UWB standard group to disband

Remember Don Meredith? He was on the original team of Monday Night Football commentators, together with Frank Gifford, Howard Cosell, and Fran Tarkenton (and before that, a Dallas Cowboys quarterback in the 1960s). At the end of lopsided games, with his heavy Texas drawl, he would begin to sing: "Turn out the lights, the party's over." Meredith may well be in Hawaii now, singing that song to the IEEE 802.15.3a task group on UWB. It appears that after three years of agony, the group will agree to disband itself. This will be the only thing on which it could agree: Since it was formed in 2002, the group has been riven by a bitter debate over the UWB standard.

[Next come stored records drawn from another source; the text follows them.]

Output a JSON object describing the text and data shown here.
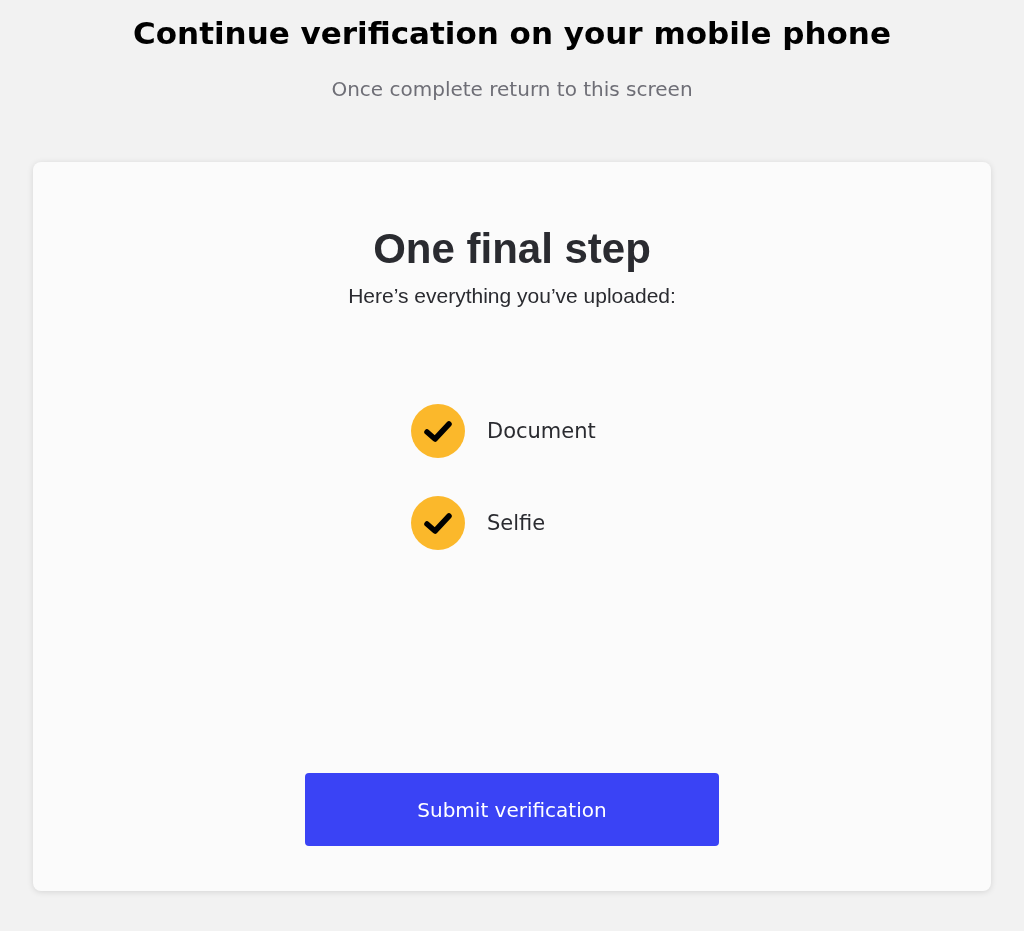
{
  "header": {
    "title": "Continue verification on your mobile phone",
    "subtitle": "Once complete return to this screen"
  },
  "card": {
    "title": "One final step",
    "subtitle": "Here’s everything you’ve uploaded:",
    "items": [
      {
        "label": "Document",
        "checked": true
      },
      {
        "label": "Selfie",
        "checked": true
      }
    ],
    "button": "Submit verification"
  }
}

At the beginning there were many proposals for the specifications of the 480 Mbps short-range technology, but eventually the number of proposals was reduced to two: Freescale Semiconductor's direct-sequence UWB and the WiMedia Alliance's multiband orthogonal frequency-division multiplexing (MB-OFDM) alternative (supported by TI, Intel, Staccato Communications, Wisair, and others). Since mid-2003, the battle between the two groups resembles the trench warfare of WWI: Accusations and charges lobbed in every direction, but no movement. Neither side has been able to gain the required 75 percent majority needed for confirmation, with each side going over the 50 percent, then falling behind, only to climb back again. While the stalemate continued, Pulse-Link came along and introduced its own form of UWB, based on Common Signaling Mode, which allows various forms of UWB to coexist. The WiMedia Alliance was adamant, insisting on a single UWB implementation. Now the market will decide, as it decided years ago between Beta and VHS.